With reporting from Vault PromoMats, the Roche Diagnostics marketing team is able to draw insights based on content engagement and market feedback to optimize the content development and delivery strategy.
The central solution also streamlines processes to get compliant content to the market faster.
Three takeaways for medtech
Even with a well-conceived global marketing function in place, Roche Diagnostics’ marketers fight a common temptation: overcommunication. Schneider encourages the company’s marketing groups to lean the other way.
“We as marketers want to tell lots of stories and produce lots of new content,” Schneider remarked. “But we’re developing the discipline to do less and make it more targeted. It helps to remember why we’re here: to serve patients by providing the best information in the best way.”

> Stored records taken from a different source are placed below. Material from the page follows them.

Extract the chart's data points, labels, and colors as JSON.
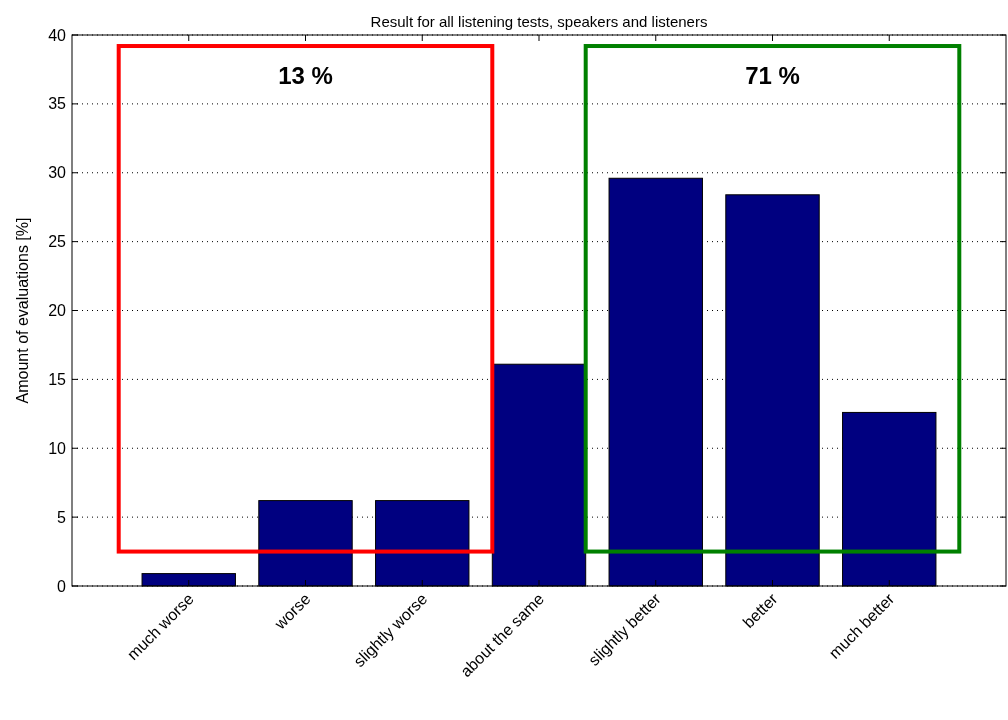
{
  "chart_data": {
    "type": "bar",
    "title": "Result for all listening tests, speakers and listeners",
    "ylabel": "Amount of evaluations [%]",
    "categories": [
      "much worse",
      "worse",
      "slightly worse",
      "about the same",
      "slightly better",
      "better",
      "much better"
    ],
    "values": [
      0.9,
      6.2,
      6.2,
      16.1,
      29.6,
      28.4,
      12.6
    ],
    "color": "#000080",
    "ylim": [
      0,
      40
    ],
    "yticks": [
      0,
      5,
      10,
      15,
      20,
      25,
      30,
      35,
      40
    ],
    "grid": "y",
    "annotations": [
      "13 %",
      "71 %"
    ]
  }
}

Schneider concluded the webinar by offering three areas of focus for medtech companies that aim to achieve omnichannel excellence:
1. Organization. Achieve collaboration among marketing teams around the globe—whether that means adopting a decentralized model like Roche Diagnostics or an entirely different approach.
2. Processes. Make it clear which team is responsible for completing which tasks, especially during the approval cycle.
3. Mindset. Unite the entire organization in working towards a single purpose, such as Roche Diagnostics’goal to deliver more relevant information to patients.